La struttura è diventata quartier generale della nuova amministrazione filo russa contro la volontà dei monaci. "Hanno preso finanche i calici"
Un monastero cattolico è diventato il quartier generale della nuova amministrazione filo russa a Mariupol, la città portuale dell’Ucraina conquistata dall’esercito di Mosca.
Il monastero dei paolini
Si tratta del monastero dell’Ordine di San Paolo primo eremita a Mariupol dove vivevano e prestavano servizio i padri paolini. La struttura è stata sequestrata dai russi ed è diventata ora la sede della dell’amministrazione locale della cosiddetta Repubblica popolare di Donetsk.
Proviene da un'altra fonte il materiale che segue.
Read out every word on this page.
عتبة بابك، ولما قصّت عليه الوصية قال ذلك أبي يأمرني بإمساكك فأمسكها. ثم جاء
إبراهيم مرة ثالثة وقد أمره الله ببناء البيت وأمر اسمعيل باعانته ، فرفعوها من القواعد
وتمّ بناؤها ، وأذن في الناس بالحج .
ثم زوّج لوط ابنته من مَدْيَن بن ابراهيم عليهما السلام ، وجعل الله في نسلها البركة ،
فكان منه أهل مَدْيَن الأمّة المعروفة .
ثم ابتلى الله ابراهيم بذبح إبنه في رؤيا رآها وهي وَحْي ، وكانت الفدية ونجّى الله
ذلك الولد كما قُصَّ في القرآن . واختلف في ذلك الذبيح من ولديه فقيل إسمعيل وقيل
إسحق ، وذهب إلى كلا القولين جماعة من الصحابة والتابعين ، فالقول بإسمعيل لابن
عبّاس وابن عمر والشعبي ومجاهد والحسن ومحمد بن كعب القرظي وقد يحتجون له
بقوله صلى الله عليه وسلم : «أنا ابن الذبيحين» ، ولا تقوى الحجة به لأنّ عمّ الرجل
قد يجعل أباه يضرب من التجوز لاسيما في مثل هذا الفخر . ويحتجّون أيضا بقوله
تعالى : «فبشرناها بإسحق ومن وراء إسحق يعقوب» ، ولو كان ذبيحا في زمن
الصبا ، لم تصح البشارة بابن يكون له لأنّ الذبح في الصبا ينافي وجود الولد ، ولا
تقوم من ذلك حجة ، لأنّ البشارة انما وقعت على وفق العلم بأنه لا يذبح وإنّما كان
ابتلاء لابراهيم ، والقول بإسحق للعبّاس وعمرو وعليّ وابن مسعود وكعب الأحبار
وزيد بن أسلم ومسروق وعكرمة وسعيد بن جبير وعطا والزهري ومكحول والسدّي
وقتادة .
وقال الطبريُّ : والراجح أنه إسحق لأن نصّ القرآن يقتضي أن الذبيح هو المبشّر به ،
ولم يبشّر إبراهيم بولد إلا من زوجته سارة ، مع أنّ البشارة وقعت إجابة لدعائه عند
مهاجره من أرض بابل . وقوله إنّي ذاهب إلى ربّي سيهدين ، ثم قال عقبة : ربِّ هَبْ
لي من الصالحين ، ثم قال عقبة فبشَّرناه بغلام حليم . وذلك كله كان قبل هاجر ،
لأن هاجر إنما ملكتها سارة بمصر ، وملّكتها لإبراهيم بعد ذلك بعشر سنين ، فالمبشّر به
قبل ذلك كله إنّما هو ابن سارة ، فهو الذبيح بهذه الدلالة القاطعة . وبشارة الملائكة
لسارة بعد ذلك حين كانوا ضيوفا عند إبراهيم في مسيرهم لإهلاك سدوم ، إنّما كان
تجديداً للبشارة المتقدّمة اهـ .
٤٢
A dare la notizia padre Pavlo Tomaszewski, il parroco paolino della parrocchia di Nostra Signora di Czestochowa di Mariupol, con un post su Facebook.
Al Sir (16 maggio) racconta: “Il 17 marzo il nostro monastero è stato saccheggiato. Hanno preso tutto quello che c’era, anche i calici per il servizio divino e ogni cosa di valore”.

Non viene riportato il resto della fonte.